Ao assistir à gravação do jogo entre Goiás e meu Corinthians, partida realizada na última quinta-feira (2) e válida pelo Brasileirão, bateu uma nostalgia de estádio de futebol. Sempre gostei mais de jogo em campo do que da transmissão pela TV. Com o passar do tempo, alguns fatores motivaram meu afastamento natural e progressivo dos estádios, entre eles um que se relaciona à expressão “politicamente correto”: passei a não me sentir bem-vindo por ser gay.
Tenho mais de meio século de vida e frequento estádios desde a adolescência. Não sou um iniciante, portanto. Já fui a jogos com excursões em ônibus podres e lotados de torcedores desconhecidos. Palavrões e xingamentos sempre frequentavam esses ambientes majoritariamente masculinos e jovens, mas pareciam não embutir raiva contra grupos sociais específicos. A violência estava mais ligada a brigas entre torcidas rivais, condição que persiste no século 21, infelizmente.
Mas os ataques homofóbicos que viraram comuns nos últimos anos, especialmente aqueles direcionados ao goleiro que se prepara para recolocar a bola em jogo, em um “tiro de meta”, parecem alimentados por outros sentimentos que não a rivalidade esportiva. Carregam no som e nos olhos a carga mesquinha da intolerância.
Talvez eu fosse mais ingênuo à época, mas o áudio das torcidas gravado e utilizado nas transmissões de futebol sem público, como as que estão acontecendo durante a pandemia do coronavírus, me remetem àquele período. Tem vaia, tem aplauso, tem cantos. Se há xingamentos, ficam restritos aos indivíduos no calor da torcida, não entoados em um grito de guerra da massa, com o estádio inteiro gritando contra aquilo que você é. E o orgulho, que define quem somos, foi me separando do gramado.
Ao longo dos anos, observei a escalada das agressões homofóbicas verbais até se tornarem muito claras e audíveis, inclusive pelas transmissões da TV. Os xingamentos viraram gritos furiosos, a feição dos torcedores flagrados pelas câmeras em momentos como esse é de gente com raiva, ódio. Parece como uma oportunidade, uma licença para destilar preconceitos publicamente sem ser importunado pelos “chatos” politicamente corretos. Com tanta permissividade, justifica-se que o Brasil continue liderando a lista vergonhosa dos países com mais assassinatos de LGBTQI+, segundo relatórios do Grupo Gay da Bahia (GGB).
Não é exclusividade do público gay ter de aturar gracejos, piadas, ofensas e opiniões equivocadas sobre suas características físicas ou de comportamento. Acontece com brancos que se acham no direito de questionar condutas antirracistas, homens que acham que podem bradar contra o feminismo, magros que consideram gordos doentes e por aí vai. A falta de empatia está diretamente ligada à crítica aos direitos fundamentais de todo indivíduo.

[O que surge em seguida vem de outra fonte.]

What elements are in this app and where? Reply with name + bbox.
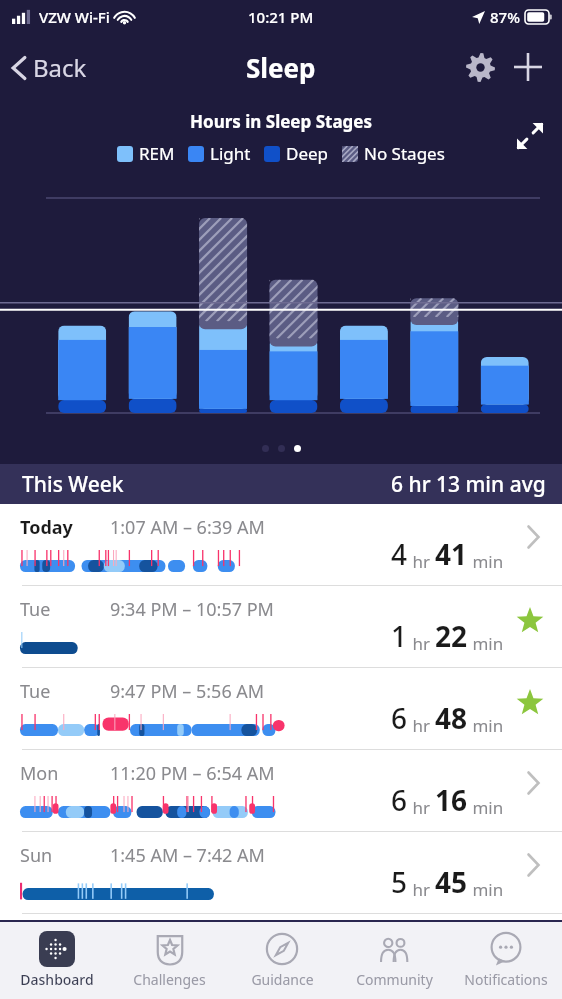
staticText: 11:20 PM – 6:54 AM [110,761,275,786]
button[interactable]: Dashboard [0,922,113,999]
staticText: 22 [435,617,468,655]
button[interactable]: Settings [456,43,504,91]
staticText: 1:45 AM – 7:42 AM [110,843,265,868]
staticText: 41 [435,535,468,573]
staticText: min [468,550,504,573]
staticText: Sleep [246,50,316,85]
staticText: 4 [391,535,408,573]
staticText: 87% [490,7,520,27]
button[interactable]: Add [504,43,552,91]
staticText: Deep [286,142,329,165]
staticText: No Stages [364,142,445,165]
staticText: Guidance [251,970,314,989]
staticText: hr [408,632,435,655]
staticText: Notifications [464,970,548,989]
staticText: VZW Wi-Fi [39,7,110,27]
staticText: Mon [20,761,110,786]
button[interactable]: Today [0,504,562,586]
button[interactable]: Sun [0,832,562,914]
staticText: 6 [391,781,408,819]
staticText: 6 [391,699,408,737]
staticText: Back [33,51,87,84]
button[interactable]: Notifications [450,922,562,999]
button[interactable]: Mon [0,750,562,832]
staticText: REM [139,142,175,165]
staticText: Today [20,515,110,540]
staticText: Tue [20,679,110,704]
button[interactable]: Community [338,922,450,999]
staticText: Community [356,970,433,989]
staticText: Tue [20,597,110,622]
button[interactable]: Tue [0,586,562,668]
staticText: 16 [435,781,468,819]
button[interactable]: Challenges [113,922,226,999]
staticText: 5 [391,863,408,901]
staticText: min [468,714,504,737]
button[interactable]: Expand chart [508,114,552,158]
staticText: This Week [22,470,124,499]
staticText: 1:07 AM – 6:39 AM [110,515,265,540]
staticText: hr [408,550,435,573]
button[interactable]: Guidance [226,922,338,999]
staticText: 10:21 PM [248,7,314,27]
staticText: hr [408,796,435,819]
staticText: min [468,632,504,655]
staticText: 9:34 PM – 10:57 PM [110,597,274,622]
staticText: hr [408,714,435,737]
staticText: min [468,796,504,819]
staticText: min [468,878,504,901]
staticText: Challenges [133,970,206,989]
staticText: 1 [391,617,408,655]
staticText: hr [408,878,435,901]
staticText: 6 hr 13 min avg [391,470,546,499]
button[interactable]: Back [0,43,101,92]
staticText: Light [210,142,251,165]
button[interactable]: Tue [0,668,562,750]
staticText: 9:47 PM – 5:56 AM [110,679,265,704]
staticText: 48 [435,699,468,737]
staticText: 45 [435,863,468,901]
staticText: Dashboard [20,970,94,989]
staticText: Hours in Sleep Stages [190,110,373,133]
staticText: Sun [20,843,110,868]
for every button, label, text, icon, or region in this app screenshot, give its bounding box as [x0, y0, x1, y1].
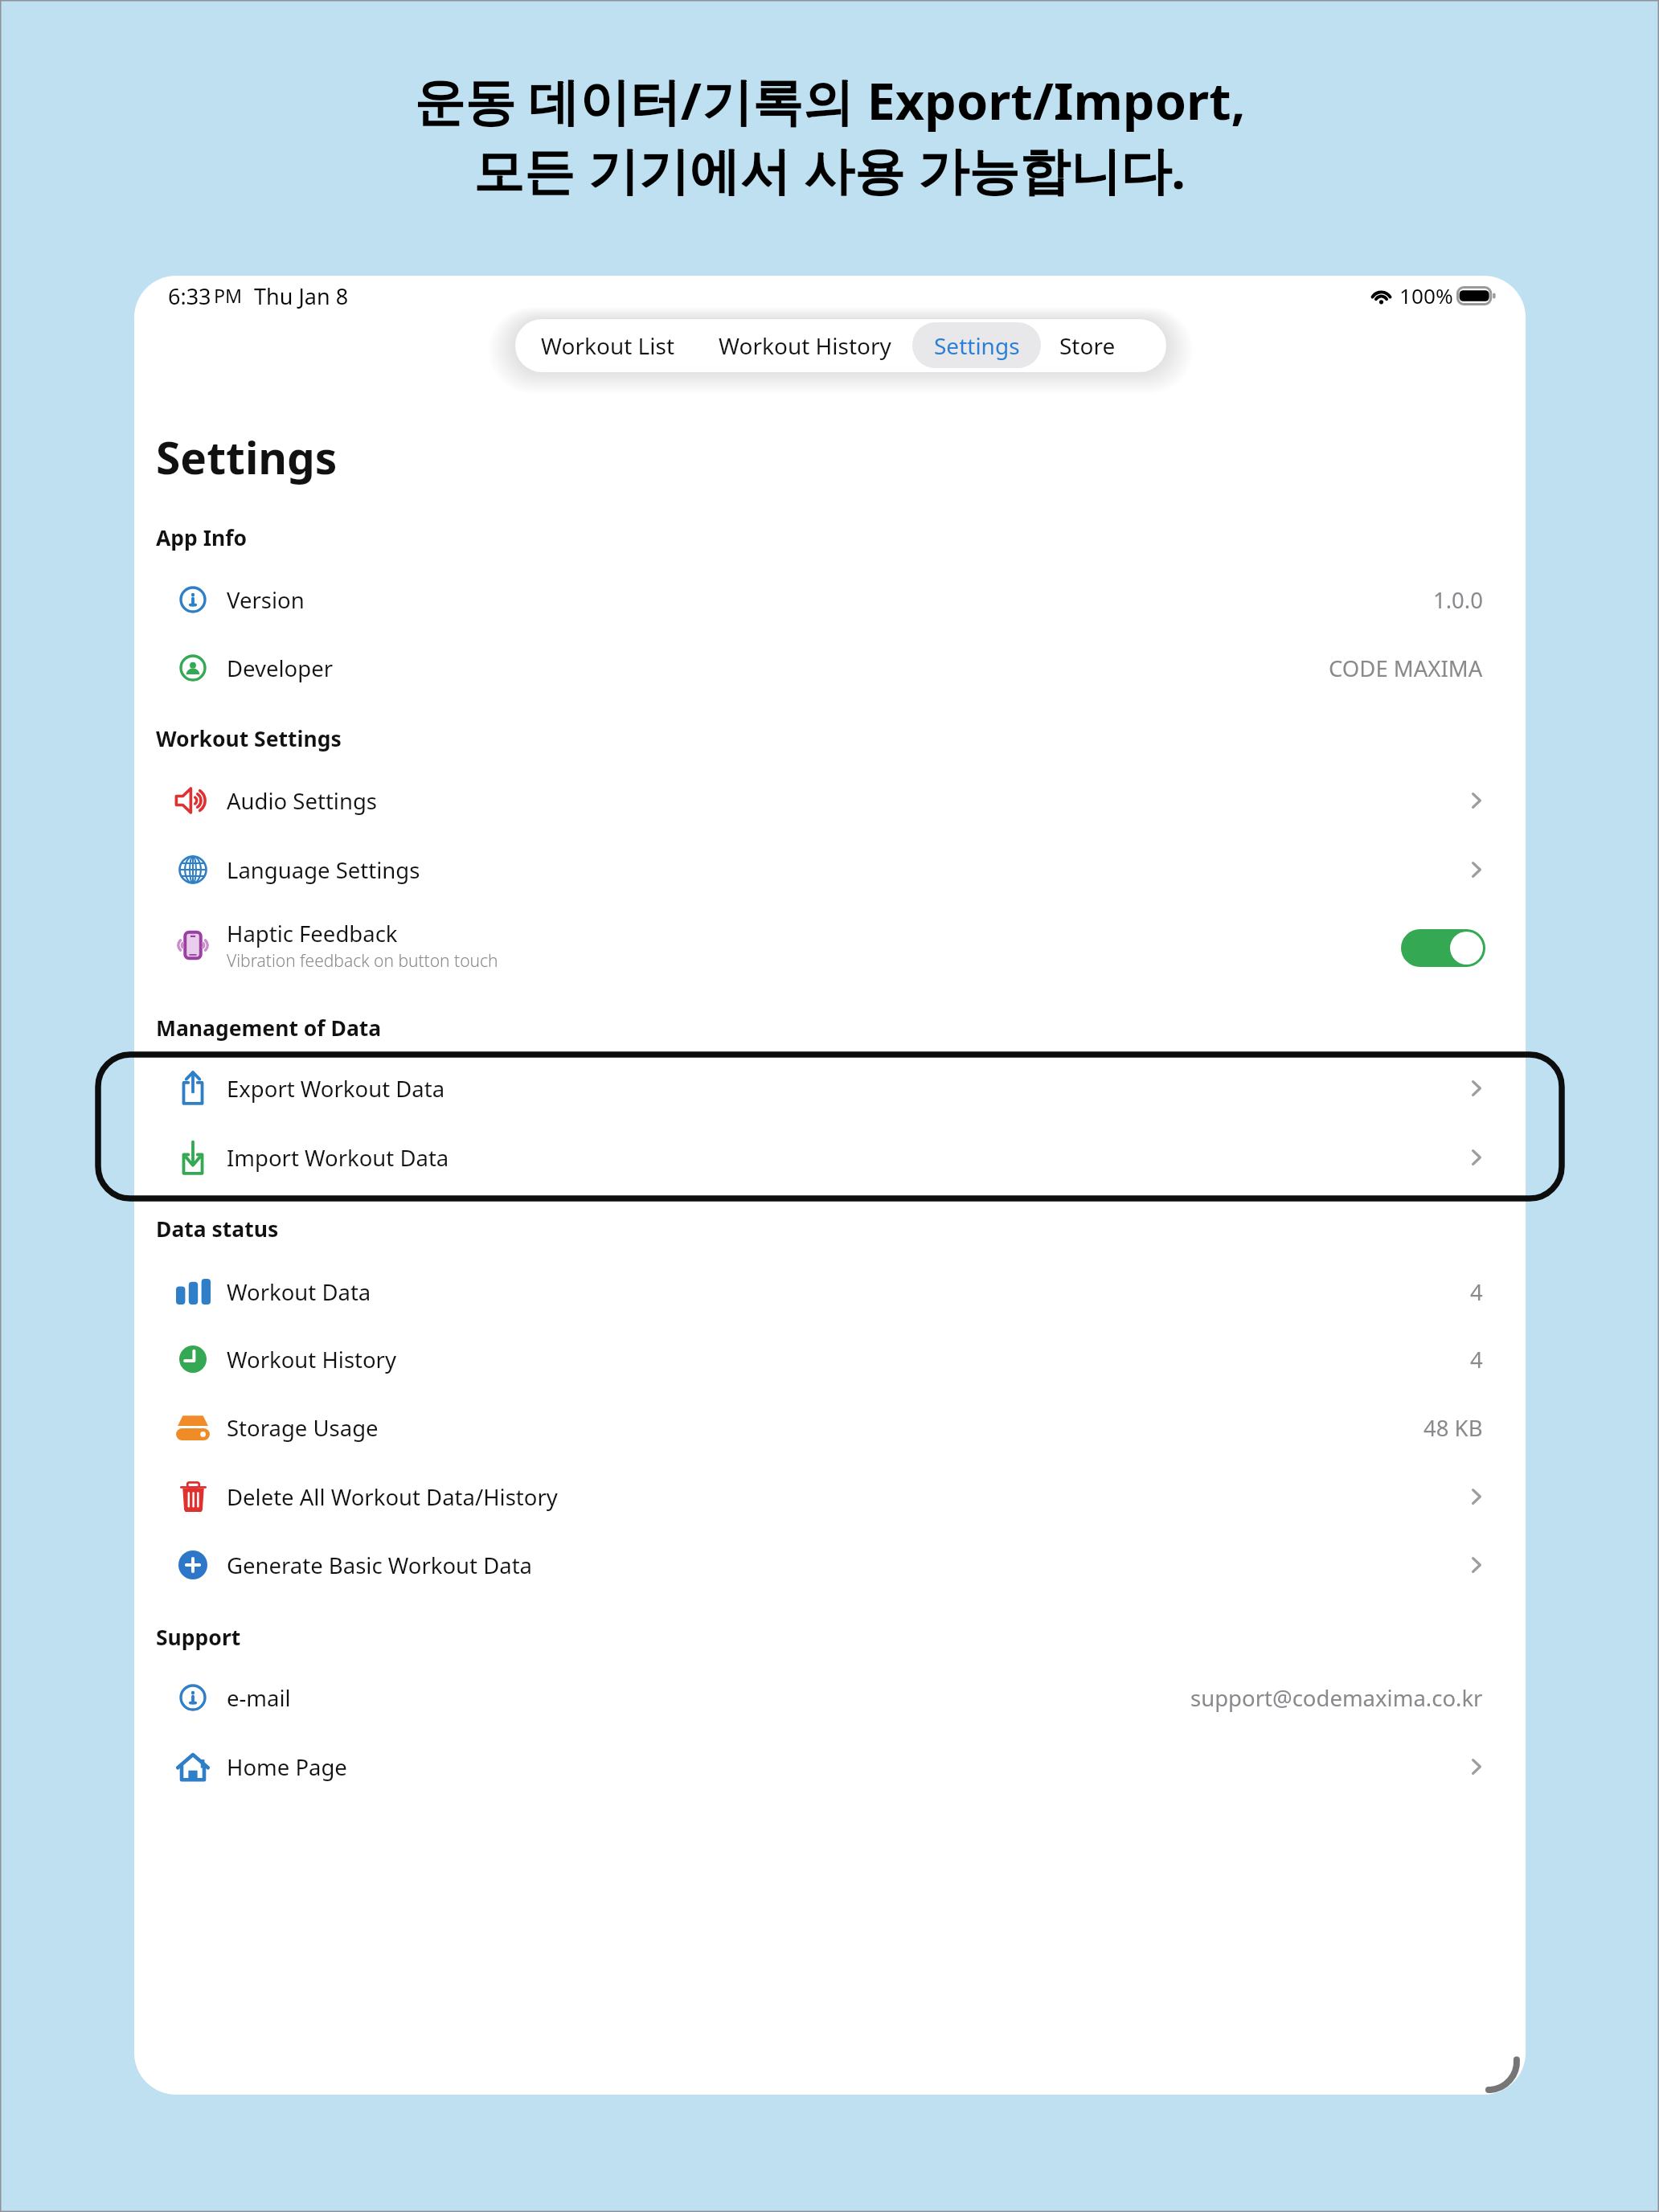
- staticText: Data status: [156, 1215, 279, 1243]
- staticText: Home Page: [227, 1752, 347, 1782]
- button[interactable]: Workout History: [709, 322, 901, 368]
- staticText: PM: [214, 283, 243, 309]
- staticText: Workout Data: [227, 1277, 371, 1307]
- staticText: 모든 기기에서 사용 가능합니다.: [473, 135, 1186, 204]
- staticText: Audio Settings: [227, 786, 377, 816]
- staticText: 운동 데이터/기록의 Export/Import,: [414, 66, 1246, 135]
- button[interactable]: e-mail: [134, 1663, 1526, 1732]
- button[interactable]: Workout List: [531, 322, 684, 368]
- button[interactable]: Language Settings: [134, 835, 1526, 904]
- staticText: Delete All Workout Data/History: [227, 1482, 558, 1512]
- staticText: Workout History: [719, 330, 891, 361]
- staticText: Generate Basic Workout Data: [227, 1550, 533, 1580]
- staticText: Support: [156, 1623, 241, 1652]
- staticText: Settings: [934, 330, 1020, 361]
- staticText: 4: [1470, 1345, 1483, 1374]
- staticText: Language Settings: [227, 855, 420, 885]
- button[interactable]: Haptic feedback toggle: [1401, 929, 1485, 967]
- button[interactable]: Workout History: [134, 1325, 1526, 1394]
- staticText: Workout History: [227, 1345, 397, 1374]
- staticText: Settings: [156, 427, 338, 487]
- button[interactable]: Store: [1050, 322, 1125, 368]
- staticText: support@codemaxima.co.kr: [1190, 1683, 1483, 1713]
- staticText: Workout List: [541, 330, 674, 361]
- staticText: 4: [1470, 1277, 1483, 1307]
- staticText: 1.0.0: [1433, 585, 1483, 615]
- button[interactable]: Delete All Workout Data/History: [134, 1462, 1526, 1531]
- staticText: 48 KB: [1423, 1413, 1483, 1443]
- staticText: Storage Usage: [227, 1413, 379, 1443]
- button[interactable]: Audio Settings: [134, 766, 1526, 835]
- button[interactable]: Developer: [134, 633, 1526, 703]
- staticText: Vibration feedback on button touch: [227, 949, 498, 973]
- button[interactable]: Home Page: [134, 1732, 1526, 1801]
- staticText: Import Workout Data: [227, 1143, 449, 1173]
- button[interactable]: Version: [134, 565, 1526, 634]
- staticText: Export Workout Data: [227, 1074, 445, 1104]
- button[interactable]: Import Workout Data: [134, 1123, 1526, 1192]
- button[interactable]: Export Workout Data: [134, 1054, 1526, 1123]
- staticText: Workout Settings: [156, 724, 342, 753]
- button[interactable]: Workout Data: [134, 1257, 1526, 1326]
- staticText: e-mail: [227, 1683, 291, 1713]
- staticText: Version: [227, 585, 305, 615]
- staticText: App Info: [156, 523, 248, 552]
- staticText: Developer: [227, 653, 334, 683]
- staticText: Thu Jan 8: [254, 281, 349, 311]
- staticText: Management of Data: [156, 1014, 382, 1043]
- staticText: 100%: [1399, 281, 1453, 310]
- staticText: CODE MAXIMA: [1329, 653, 1483, 683]
- staticText: Haptic Feedback: [227, 919, 398, 948]
- button[interactable]: Storage Usage: [134, 1393, 1526, 1462]
- button[interactable]: Settings: [912, 322, 1041, 368]
- button[interactable]: Haptic Feedback: [134, 911, 1526, 980]
- button[interactable]: Generate Basic Workout Data: [134, 1530, 1526, 1600]
- staticText: Store: [1059, 330, 1116, 361]
- staticText: 6:33: [168, 281, 211, 311]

Sem me atrever a enveredar por reflexões acadêmicas sobre a expressão – Moira Weigel, pesquisadora associada da Universidade de Harvard (EUA), já escreveu um artigo definitivo sobre o tema na revista Serrote, do Instituto Moreira Salles (IMS), e a Revista USP fez um dossiê abrangente sobre o assunto em 2018 -, considero oportuno iluminar que “politicamente correto” vem da junção do advérbio referente ao relacionamento entre grupos na sociedade (do grego πολιτικός) com o adjetivo que indica exatidão, ausência de erro. Ou seja, pode-se traduzir livremente como “relacionamento social correto”.
Embora tenha sido incorporado aos discursos autoritários e populistas para denunciar uma suposta dominação de minorias imorais – e permitir a manipulação da maioria moralista -, o termo também sofre ataques dos que defendem a liberdade de expressar preconceitos livremente, de emitir opinião sobre os outros mesmo que ofenda, que seja agressivo. São movimentos baseados na exclusão de indivíduos e de grupos, “uma retórica que inviabiliza o debate democrático”, como pontuou a pesquisadora Moira.
A lembrança trazida pelo áudio politicamente correto que sonoriza os jogos sem público é um sinal de otimismo. Já que esses tempos de pandemia sugerem uma revisão de alguns hábitos, que as gravações possam servir de inspiração para clubes e torcedores coibirem exemplarmente a homofobia, o racismo e outros preconceitos nos gramados e fora deles. Que possam mostrar que há entretenimento sem ofensa e futebol sem barbárie.
Ricardo Fotios é jornalista, professor universitário e pesquisador de temáticas relacionadas ao uso de tecnologias no ecossistema da comunicação. É autor de Reportagem Orientada pelo Clique (Appris, 2018) e pesquisador associado ao ESPM MediaLab.